“A penny saved is a penny earned,” Benjamin Franklin once said—but the average life expectancy when he said it was about 35 years. 81-year-old Slaton resident Ira Keyes spent 65 years saving his pennies, until he went to the local Prosperity Bank branch with the 500 pounds worth of coins in tow, and finally traded them in for paper money.

The story ended up becoming something of a national sensation over the slow holiday weekend, with Keyes’s collection of coins capturing attention from media around the country. He explained his buckets full of pennies to KCBD in Lubbock:

Ira Keys hasn’t spent a penny since he was 17 years old, because of advice his father gave him.

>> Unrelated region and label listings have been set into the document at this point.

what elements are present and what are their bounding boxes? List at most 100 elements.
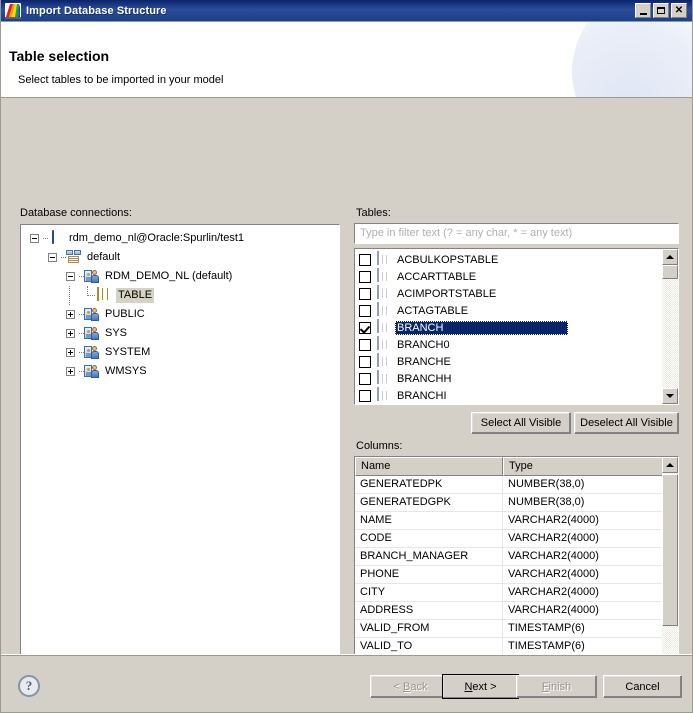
table-name: BRANCHE bbox=[395, 355, 453, 369]
tree-twisty-icon[interactable] bbox=[66, 329, 75, 338]
column-header-name[interactable]: Name bbox=[355, 457, 503, 476]
back-button[interactable]: < Back bbox=[370, 675, 451, 698]
column-row[interactable]: GENERATEDGPKNUMBER(38,0) bbox=[355, 494, 664, 512]
help-icon[interactable]: ? bbox=[18, 675, 40, 697]
column-header-type[interactable]: Type bbox=[503, 457, 664, 476]
scroll-up-icon[interactable] bbox=[662, 249, 678, 265]
tree-node-wmsys[interactable]: WMSYS bbox=[25, 362, 339, 381]
table-icon bbox=[376, 388, 392, 404]
column-row[interactable]: CITYVARCHAR2(4000) bbox=[355, 584, 664, 602]
table-list-item[interactable]: BRANCH0 bbox=[355, 336, 678, 353]
cancel-button[interactable]: Cancel bbox=[603, 675, 682, 698]
tree-node-default[interactable]: default bbox=[25, 248, 339, 267]
tree-node-rdm-demo-nl-default[interactable]: RDM_DEMO_NL (default) bbox=[25, 267, 339, 286]
database-connections-label: Database connections: bbox=[20, 207, 132, 219]
table-list-item[interactable]: ACBULKOPSTABLE bbox=[355, 251, 678, 268]
column-name: BRANCH_MANAGER bbox=[355, 548, 503, 565]
scrollbar-thumb[interactable] bbox=[662, 474, 678, 626]
window-controls: ✕ bbox=[635, 3, 690, 18]
tree-node-rdm-demo-nl-oracle-spurlin-test1[interactable]: rdm_demo_nl@Oracle:Spurlin/test1 bbox=[25, 229, 339, 248]
column-type: TIMESTAMP(6) bbox=[503, 638, 664, 655]
tree-twisty-icon[interactable] bbox=[66, 310, 75, 319]
finish-button[interactable]: Finish bbox=[516, 675, 597, 698]
table-checkbox[interactable] bbox=[359, 288, 371, 300]
tree-node-sys[interactable]: SYS bbox=[25, 324, 339, 343]
minimize-icon[interactable] bbox=[635, 3, 651, 18]
table-name: BRANCHH bbox=[395, 372, 453, 386]
rainbow-prism-icon bbox=[5, 3, 21, 19]
wizard-header: Table selection Select tables to be impo… bbox=[1, 22, 692, 98]
column-type: NUMBER(38,0) bbox=[503, 494, 664, 511]
column-row[interactable]: PHONEVARCHAR2(4000) bbox=[355, 566, 664, 584]
tree-node-label: default bbox=[85, 250, 122, 265]
column-name: GENERATEDGPK bbox=[355, 494, 503, 511]
table-name: BRANCH bbox=[395, 321, 568, 335]
database-connections-tree[interactable]: rdm_demo_nl@Oracle:Spurlin/test1default R… bbox=[20, 224, 340, 701]
column-row[interactable]: BRANCH_MANAGERVARCHAR2(4000) bbox=[355, 548, 664, 566]
maximize-icon[interactable] bbox=[653, 3, 669, 18]
column-row[interactable]: CODEVARCHAR2(4000) bbox=[355, 530, 664, 548]
tree-twisty-icon[interactable] bbox=[30, 234, 39, 243]
column-row[interactable]: VALID_FROMTIMESTAMP(6) bbox=[355, 620, 664, 638]
table-checkbox[interactable] bbox=[359, 254, 371, 266]
table-folder-icon bbox=[97, 288, 113, 304]
page-title: Table selection bbox=[9, 48, 109, 64]
dialog-body: Database connections: rdm_demo_nl@Oracle… bbox=[1, 98, 692, 654]
tree-twisty-icon[interactable] bbox=[66, 367, 75, 376]
column-name: CODE bbox=[355, 530, 503, 547]
scrollbar-thumb[interactable] bbox=[662, 265, 678, 279]
column-name: VALID_FROM bbox=[355, 620, 503, 637]
title-bar[interactable]: Import Database Structure ✕ bbox=[1, 0, 692, 22]
column-row[interactable]: ADDRESSVARCHAR2(4000) bbox=[355, 602, 664, 620]
column-type: NUMBER(38,0) bbox=[503, 476, 664, 493]
table-list-item[interactable]: ACIMPORTSTABLE bbox=[355, 285, 678, 302]
table-checkbox[interactable] bbox=[359, 373, 371, 385]
close-icon[interactable]: ✕ bbox=[671, 3, 687, 18]
tree-node-label: SYSTEM bbox=[103, 345, 152, 360]
table-name: BRANCH0 bbox=[395, 338, 452, 352]
table-checkbox[interactable] bbox=[359, 305, 371, 317]
select-all-visible-button[interactable]: Select All Visible bbox=[471, 412, 571, 434]
table-icon bbox=[376, 371, 392, 387]
table-checkbox[interactable] bbox=[359, 390, 371, 402]
columns-table-header: Name Type bbox=[355, 457, 664, 476]
user-schema-icon bbox=[84, 345, 100, 361]
table-icon bbox=[376, 303, 392, 319]
deselect-all-visible-button[interactable]: Deselect All Visible bbox=[574, 412, 679, 434]
tables-list[interactable]: ACBULKOPSTABLEACCARTTABLEACIMPORTSTABLEA… bbox=[354, 248, 679, 405]
scroll-down-icon[interactable] bbox=[662, 388, 678, 404]
table-checkbox[interactable] bbox=[359, 322, 371, 334]
tree-node-system[interactable]: SYSTEM bbox=[25, 343, 339, 362]
column-row[interactable]: NAMEVARCHAR2(4000) bbox=[355, 512, 664, 530]
column-type: TIMESTAMP(6) bbox=[503, 620, 664, 637]
table-list-item[interactable]: BRANCHH bbox=[355, 370, 678, 387]
scrollbar-track[interactable] bbox=[662, 265, 678, 388]
table-list-item[interactable]: ACTAGTABLE bbox=[355, 302, 678, 319]
user-schema-icon bbox=[84, 307, 100, 323]
table-list-item[interactable]: BRANCH bbox=[355, 319, 678, 336]
table-list-item[interactable]: BRANCHE bbox=[355, 353, 678, 370]
table-checkbox[interactable] bbox=[359, 339, 371, 351]
table-checkbox[interactable] bbox=[359, 356, 371, 368]
tree-node-public[interactable]: PUBLIC bbox=[25, 305, 339, 324]
table-list-item[interactable]: ACCARTTABLE bbox=[355, 268, 678, 285]
tree-twisty-icon[interactable] bbox=[48, 253, 57, 262]
user-schema-icon bbox=[84, 364, 100, 380]
table-checkbox[interactable] bbox=[359, 271, 371, 283]
tables-list-scrollbar[interactable] bbox=[662, 249, 678, 404]
tree-node-table[interactable]: TABLE bbox=[25, 286, 339, 305]
columns-label: Columns: bbox=[356, 440, 402, 452]
header-decoration bbox=[572, 22, 692, 98]
tree-twisty-icon[interactable] bbox=[66, 348, 75, 357]
table-name: BRANCHI bbox=[395, 389, 449, 403]
column-row[interactable]: GENERATEDPKNUMBER(38,0) bbox=[355, 476, 664, 494]
table-list-item-partial[interactable] bbox=[355, 404, 678, 405]
next-button[interactable]: Next > bbox=[442, 674, 519, 699]
table-filter-input[interactable]: Type in filter text (? = any char, * = a… bbox=[354, 223, 679, 244]
column-name: PHONE bbox=[355, 566, 503, 583]
window-title: Import Database Structure bbox=[26, 5, 635, 17]
scroll-up-icon[interactable] bbox=[662, 457, 678, 473]
table-list-item[interactable]: BRANCHI bbox=[355, 387, 678, 404]
user-schema-icon bbox=[84, 269, 100, 285]
tree-twisty-icon[interactable] bbox=[66, 272, 75, 281]
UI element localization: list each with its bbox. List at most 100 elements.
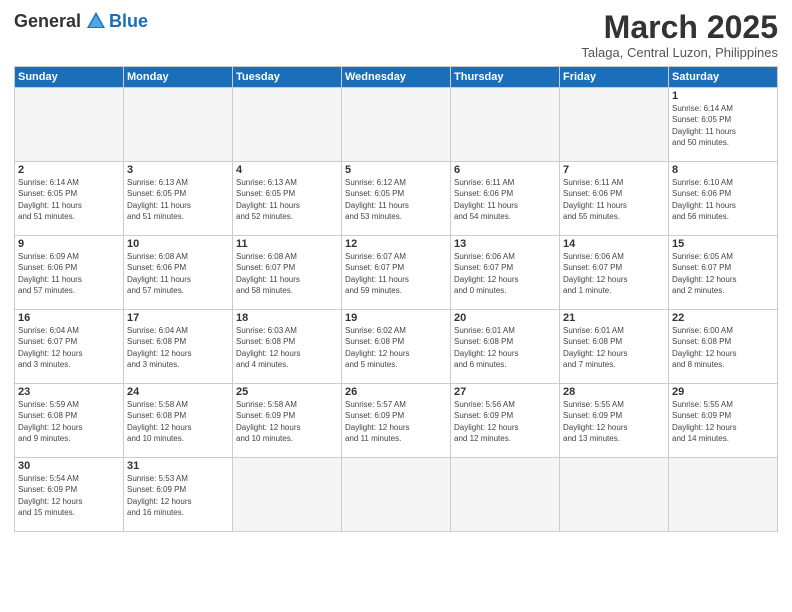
day-number: 20 xyxy=(454,312,556,324)
table-row: 31Sunrise: 5:53 AM Sunset: 6:09 PM Dayli… xyxy=(124,458,233,532)
table-row xyxy=(451,458,560,532)
day-info: Sunrise: 6:08 AM Sunset: 6:06 PM Dayligh… xyxy=(127,251,229,296)
logo: General Blue xyxy=(14,10,148,32)
day-number: 9 xyxy=(18,238,120,250)
day-number: 16 xyxy=(18,312,120,324)
day-number: 5 xyxy=(345,164,447,176)
day-info: Sunrise: 6:02 AM Sunset: 6:08 PM Dayligh… xyxy=(345,325,447,370)
day-number: 8 xyxy=(672,164,774,176)
table-row: 27Sunrise: 5:56 AM Sunset: 6:09 PM Dayli… xyxy=(451,384,560,458)
table-row: 17Sunrise: 6:04 AM Sunset: 6:08 PM Dayli… xyxy=(124,310,233,384)
day-number: 15 xyxy=(672,238,774,250)
day-info: Sunrise: 5:56 AM Sunset: 6:09 PM Dayligh… xyxy=(454,399,556,444)
header-tuesday: Tuesday xyxy=(233,67,342,88)
page: General Blue March 2025 Talaga, Central … xyxy=(0,0,792,612)
day-info: Sunrise: 6:08 AM Sunset: 6:07 PM Dayligh… xyxy=(236,251,338,296)
day-number: 4 xyxy=(236,164,338,176)
table-row: 2Sunrise: 6:14 AM Sunset: 6:05 PM Daylig… xyxy=(15,162,124,236)
table-row: 30Sunrise: 5:54 AM Sunset: 6:09 PM Dayli… xyxy=(15,458,124,532)
location-subtitle: Talaga, Central Luzon, Philippines xyxy=(581,45,778,60)
day-info: Sunrise: 5:54 AM Sunset: 6:09 PM Dayligh… xyxy=(18,473,120,518)
day-info: Sunrise: 6:12 AM Sunset: 6:05 PM Dayligh… xyxy=(345,177,447,222)
day-number: 22 xyxy=(672,312,774,324)
day-number: 21 xyxy=(563,312,665,324)
table-row: 19Sunrise: 6:02 AM Sunset: 6:08 PM Dayli… xyxy=(342,310,451,384)
day-info: Sunrise: 6:01 AM Sunset: 6:08 PM Dayligh… xyxy=(454,325,556,370)
table-row xyxy=(233,88,342,162)
header-saturday: Saturday xyxy=(669,67,778,88)
table-row: 5Sunrise: 6:12 AM Sunset: 6:05 PM Daylig… xyxy=(342,162,451,236)
table-row: 6Sunrise: 6:11 AM Sunset: 6:06 PM Daylig… xyxy=(451,162,560,236)
day-info: Sunrise: 6:05 AM Sunset: 6:07 PM Dayligh… xyxy=(672,251,774,296)
header-thursday: Thursday xyxy=(451,67,560,88)
day-info: Sunrise: 6:14 AM Sunset: 6:05 PM Dayligh… xyxy=(672,103,774,148)
table-row: 23Sunrise: 5:59 AM Sunset: 6:08 PM Dayli… xyxy=(15,384,124,458)
table-row: 13Sunrise: 6:06 AM Sunset: 6:07 PM Dayli… xyxy=(451,236,560,310)
day-info: Sunrise: 6:13 AM Sunset: 6:05 PM Dayligh… xyxy=(236,177,338,222)
day-number: 14 xyxy=(563,238,665,250)
day-info: Sunrise: 6:11 AM Sunset: 6:06 PM Dayligh… xyxy=(454,177,556,222)
table-row xyxy=(669,458,778,532)
table-row: 22Sunrise: 6:00 AM Sunset: 6:08 PM Dayli… xyxy=(669,310,778,384)
header-friday: Friday xyxy=(560,67,669,88)
table-row: 25Sunrise: 5:58 AM Sunset: 6:09 PM Dayli… xyxy=(233,384,342,458)
calendar-week-row: 9Sunrise: 6:09 AM Sunset: 6:06 PM Daylig… xyxy=(15,236,778,310)
table-row xyxy=(233,458,342,532)
month-title: March 2025 xyxy=(581,10,778,45)
table-row: 16Sunrise: 6:04 AM Sunset: 6:07 PM Dayli… xyxy=(15,310,124,384)
day-number: 25 xyxy=(236,386,338,398)
table-row xyxy=(342,458,451,532)
table-row: 7Sunrise: 6:11 AM Sunset: 6:06 PM Daylig… xyxy=(560,162,669,236)
weekday-header-row: Sunday Monday Tuesday Wednesday Thursday… xyxy=(15,67,778,88)
day-info: Sunrise: 6:10 AM Sunset: 6:06 PM Dayligh… xyxy=(672,177,774,222)
calendar-week-row: 2Sunrise: 6:14 AM Sunset: 6:05 PM Daylig… xyxy=(15,162,778,236)
calendar-week-row: 30Sunrise: 5:54 AM Sunset: 6:09 PM Dayli… xyxy=(15,458,778,532)
table-row: 26Sunrise: 5:57 AM Sunset: 6:09 PM Dayli… xyxy=(342,384,451,458)
day-number: 26 xyxy=(345,386,447,398)
table-row xyxy=(451,88,560,162)
day-info: Sunrise: 5:59 AM Sunset: 6:08 PM Dayligh… xyxy=(18,399,120,444)
day-number: 6 xyxy=(454,164,556,176)
day-number: 28 xyxy=(563,386,665,398)
day-info: Sunrise: 6:03 AM Sunset: 6:08 PM Dayligh… xyxy=(236,325,338,370)
day-number: 23 xyxy=(18,386,120,398)
day-number: 30 xyxy=(18,460,120,472)
day-number: 29 xyxy=(672,386,774,398)
calendar-week-row: 23Sunrise: 5:59 AM Sunset: 6:08 PM Dayli… xyxy=(15,384,778,458)
logo-icon xyxy=(85,10,107,32)
day-number: 1 xyxy=(672,90,774,102)
day-number: 18 xyxy=(236,312,338,324)
header-wednesday: Wednesday xyxy=(342,67,451,88)
day-number: 19 xyxy=(345,312,447,324)
day-info: Sunrise: 6:14 AM Sunset: 6:05 PM Dayligh… xyxy=(18,177,120,222)
table-row xyxy=(124,88,233,162)
table-row: 21Sunrise: 6:01 AM Sunset: 6:08 PM Dayli… xyxy=(560,310,669,384)
logo-area: General Blue xyxy=(14,10,148,32)
table-row: 20Sunrise: 6:01 AM Sunset: 6:08 PM Dayli… xyxy=(451,310,560,384)
calendar-week-row: 16Sunrise: 6:04 AM Sunset: 6:07 PM Dayli… xyxy=(15,310,778,384)
day-info: Sunrise: 5:58 AM Sunset: 6:08 PM Dayligh… xyxy=(127,399,229,444)
day-info: Sunrise: 6:04 AM Sunset: 6:07 PM Dayligh… xyxy=(18,325,120,370)
table-row: 18Sunrise: 6:03 AM Sunset: 6:08 PM Dayli… xyxy=(233,310,342,384)
day-info: Sunrise: 5:55 AM Sunset: 6:09 PM Dayligh… xyxy=(672,399,774,444)
table-row: 24Sunrise: 5:58 AM Sunset: 6:08 PM Dayli… xyxy=(124,384,233,458)
table-row: 29Sunrise: 5:55 AM Sunset: 6:09 PM Dayli… xyxy=(669,384,778,458)
day-number: 13 xyxy=(454,238,556,250)
table-row xyxy=(560,458,669,532)
day-info: Sunrise: 6:07 AM Sunset: 6:07 PM Dayligh… xyxy=(345,251,447,296)
day-info: Sunrise: 6:11 AM Sunset: 6:06 PM Dayligh… xyxy=(563,177,665,222)
day-number: 10 xyxy=(127,238,229,250)
day-number: 24 xyxy=(127,386,229,398)
table-row: 4Sunrise: 6:13 AM Sunset: 6:05 PM Daylig… xyxy=(233,162,342,236)
day-info: Sunrise: 6:04 AM Sunset: 6:08 PM Dayligh… xyxy=(127,325,229,370)
day-info: Sunrise: 6:00 AM Sunset: 6:08 PM Dayligh… xyxy=(672,325,774,370)
day-number: 2 xyxy=(18,164,120,176)
table-row: 9Sunrise: 6:09 AM Sunset: 6:06 PM Daylig… xyxy=(15,236,124,310)
day-number: 17 xyxy=(127,312,229,324)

“He says, ‘Whatever you do son, save your money,'” Keys said. “Back when I started in ’52, I didn’t have a lot of money, so I saved pennies and I just kept saving them.” […]

Kari Lewis, a personal banker at Prosperity Bank, said she has never seen anything like Keys’s collection before.

“We take pennies for granted,” she said. “You see them on the ground and you’re kind of like, ‘Oh, I’m not picking that up,’ but for him to collect it for years and years was pretty amazing.”

It took employees over an hour to count the collection of about 81,600 pennies.

“We ended up with $816 in pennies,” Lewis said. “Not a typical day at the bank, at all.”

Alarmingly, the 500 pounds and $816 worth of pennies that Keyes took to the bank is apparently not the full extent of his penny collection—just the amount that he was comfortable trading in at the bank. The rest, the shiniest, are apparently going to be incorporated into a room divider. 

That makes sense, to some extent—after literally a lifetime of saving every penny that you find (and finding room in your house for five hundred pounds worth of them), your self-image as “the penny guy” is probably pretty well established, and it’d be hard to give that up. 

Still, while Keyes’s father’s advice—and Ben Franklin’s, for that matter—is sound, it also means that you can spend 65 years picking up every penny on the ground and, at the end of the six and a half decades, have almost enough for a MacBook Air. That’s a nice computer, but not really worth saving for one’s entire life. Meanwhile, had Keyes put that $816 in the bank in 1952, at a standard-for-1952 interest rate of 2.5%, he’d have an extra $1,305—with his initial investment, enough for, say, a 1996 Volkswagen Jetta. Which suggests an addition to Franklin’s maxim: A penny saved is indeed a penny earned, but it’s probably wiser to put it in the bank than in Folgers buckets around your house.